The U.S. trade deficit surged to its highest level in a decade, even as President Donald Trump levied new tariffs on goods and services imported from overseas in an effort to narrow the gap.
The U.S. international trade deficit in goods and services increased to $55.5 billion in October from $54.6 billion in September, according to Census Bureau data. Exports, meanwhile, declined for a fourth time in five months.
Even as Mr. Trump pushes to narrow the deficit -- the difference between a country's exports and imports -- demand for foreign-made products is spurring companies to import more foreign-made goods to the U.S. But consumers are also paying a price, according to Tariffs Hurt the Heartland, a lobbying coalition of manufacturing, farming and technology groups. U.S. companies paid $6.2 billion in tariffs in October, including $2.8 billion in new tariffs on imports that have been imposed by the Trump administration, the group said on Friday.

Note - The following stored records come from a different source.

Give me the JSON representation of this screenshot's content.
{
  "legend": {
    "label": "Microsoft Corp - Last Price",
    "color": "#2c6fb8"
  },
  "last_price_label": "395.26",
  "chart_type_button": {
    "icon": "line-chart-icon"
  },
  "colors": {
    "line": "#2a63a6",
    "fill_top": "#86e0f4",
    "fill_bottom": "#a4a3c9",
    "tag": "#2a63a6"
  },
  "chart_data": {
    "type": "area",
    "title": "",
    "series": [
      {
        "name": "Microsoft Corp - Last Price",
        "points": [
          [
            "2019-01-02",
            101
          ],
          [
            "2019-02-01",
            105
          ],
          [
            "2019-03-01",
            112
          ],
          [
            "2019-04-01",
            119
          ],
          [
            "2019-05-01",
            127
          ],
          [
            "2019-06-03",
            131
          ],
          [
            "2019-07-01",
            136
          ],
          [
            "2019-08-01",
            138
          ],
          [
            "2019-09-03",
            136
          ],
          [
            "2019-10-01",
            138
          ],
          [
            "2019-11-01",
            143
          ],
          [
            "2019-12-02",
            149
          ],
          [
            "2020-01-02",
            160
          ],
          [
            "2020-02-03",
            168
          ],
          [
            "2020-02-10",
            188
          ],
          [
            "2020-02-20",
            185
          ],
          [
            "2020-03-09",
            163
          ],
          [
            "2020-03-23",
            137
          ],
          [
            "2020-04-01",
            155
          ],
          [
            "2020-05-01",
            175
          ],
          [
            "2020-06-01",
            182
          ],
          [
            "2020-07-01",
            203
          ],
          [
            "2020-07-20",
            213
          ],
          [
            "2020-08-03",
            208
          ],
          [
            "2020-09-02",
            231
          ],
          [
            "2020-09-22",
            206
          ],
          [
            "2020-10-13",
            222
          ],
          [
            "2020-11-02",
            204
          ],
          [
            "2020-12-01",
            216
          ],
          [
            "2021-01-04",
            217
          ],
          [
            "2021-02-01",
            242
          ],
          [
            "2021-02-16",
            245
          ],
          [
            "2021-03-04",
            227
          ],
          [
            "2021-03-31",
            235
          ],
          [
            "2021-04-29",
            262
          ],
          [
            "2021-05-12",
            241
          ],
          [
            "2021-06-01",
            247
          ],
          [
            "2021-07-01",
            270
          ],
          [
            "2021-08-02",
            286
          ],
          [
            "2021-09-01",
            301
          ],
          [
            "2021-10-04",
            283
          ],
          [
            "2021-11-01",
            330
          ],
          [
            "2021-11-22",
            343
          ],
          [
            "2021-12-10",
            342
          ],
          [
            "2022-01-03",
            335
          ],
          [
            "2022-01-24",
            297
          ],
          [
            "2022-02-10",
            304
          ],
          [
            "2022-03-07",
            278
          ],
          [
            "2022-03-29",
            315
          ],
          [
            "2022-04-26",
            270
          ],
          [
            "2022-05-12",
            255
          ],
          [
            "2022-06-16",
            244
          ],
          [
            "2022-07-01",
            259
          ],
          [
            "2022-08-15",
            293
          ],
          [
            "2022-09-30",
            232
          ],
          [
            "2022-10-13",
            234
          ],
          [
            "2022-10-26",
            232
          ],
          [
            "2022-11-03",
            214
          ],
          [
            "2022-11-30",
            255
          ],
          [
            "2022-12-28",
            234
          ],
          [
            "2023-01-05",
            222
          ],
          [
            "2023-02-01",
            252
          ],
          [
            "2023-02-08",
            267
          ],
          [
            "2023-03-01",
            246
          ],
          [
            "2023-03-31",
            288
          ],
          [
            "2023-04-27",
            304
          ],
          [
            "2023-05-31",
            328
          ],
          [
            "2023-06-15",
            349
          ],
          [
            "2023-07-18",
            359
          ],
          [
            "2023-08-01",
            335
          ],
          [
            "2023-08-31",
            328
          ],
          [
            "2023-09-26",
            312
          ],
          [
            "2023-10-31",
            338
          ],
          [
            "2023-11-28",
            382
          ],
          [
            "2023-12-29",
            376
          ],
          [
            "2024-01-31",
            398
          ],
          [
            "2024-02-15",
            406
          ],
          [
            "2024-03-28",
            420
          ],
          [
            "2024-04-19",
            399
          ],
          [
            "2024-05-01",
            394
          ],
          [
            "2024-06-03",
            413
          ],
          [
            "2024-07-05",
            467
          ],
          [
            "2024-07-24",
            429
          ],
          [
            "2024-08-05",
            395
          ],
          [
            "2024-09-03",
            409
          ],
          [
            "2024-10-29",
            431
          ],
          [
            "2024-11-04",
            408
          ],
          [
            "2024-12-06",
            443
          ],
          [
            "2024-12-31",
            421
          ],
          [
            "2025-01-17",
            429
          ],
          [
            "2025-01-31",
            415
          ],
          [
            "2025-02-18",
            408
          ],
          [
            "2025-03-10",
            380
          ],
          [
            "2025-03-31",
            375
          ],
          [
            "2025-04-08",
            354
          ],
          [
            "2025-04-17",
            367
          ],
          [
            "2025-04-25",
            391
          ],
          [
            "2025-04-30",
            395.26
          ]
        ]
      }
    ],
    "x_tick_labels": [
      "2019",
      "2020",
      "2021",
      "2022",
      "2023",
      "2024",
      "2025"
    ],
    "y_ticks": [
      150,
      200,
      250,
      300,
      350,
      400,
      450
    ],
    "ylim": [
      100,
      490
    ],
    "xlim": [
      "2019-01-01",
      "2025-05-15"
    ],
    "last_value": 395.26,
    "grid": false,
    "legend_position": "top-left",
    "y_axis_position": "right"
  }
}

"This data shows that tariffs have been an unmitigated failure in achieving any of the administration's goals," said Charles Boustany, spokesman for Tariffs Hurt the Heartland and a former Republican congressman, in a statement. "All that's happening is businesses and consumers are paying more, American exports subject to retaliation are rapidly declining, and the deficit the Administration cares so much about is ballooning."
As U.S. businesses import more products from overseas, they are subject to higher taxes on those imports, thanks to the new tariffs imposed by the Trump administration. A 10 percent tariff on $200 billion in Chinese goods took effect in September. Despite those new tariffs, the trade gap with China also widened in October, increasing by $700 million to $38.2 billion.
"We are now seeing the raw data behind the stories of tariff pain that are coming in from every corner of the country," Boustany said.
Heavy manufacturers are also raising prices, including United Technologies, which makes Pratt & Whitney jet engines, Otis elevators and Carrier air conditioners. Some companies have said they will cut jobs due to the impact of the tariffs, such as toolmaker Stanley Black & Decker, which on Thursday said it was making an unspecified number of layoffs due in part to tariffs and higher costs.
The trade imbalance isn't likely to narrow anytime soon, economists said.
"Moderating global momentum, the stronger dollar and protectionist trade policies will keep weighing on exports in the near-term, while sturdy domestic demand and limited spare capacity keep import growth healthy – further widening the deficit," Jake McRobie and Gregory Daco, economists at Oxford Economics, said in a report.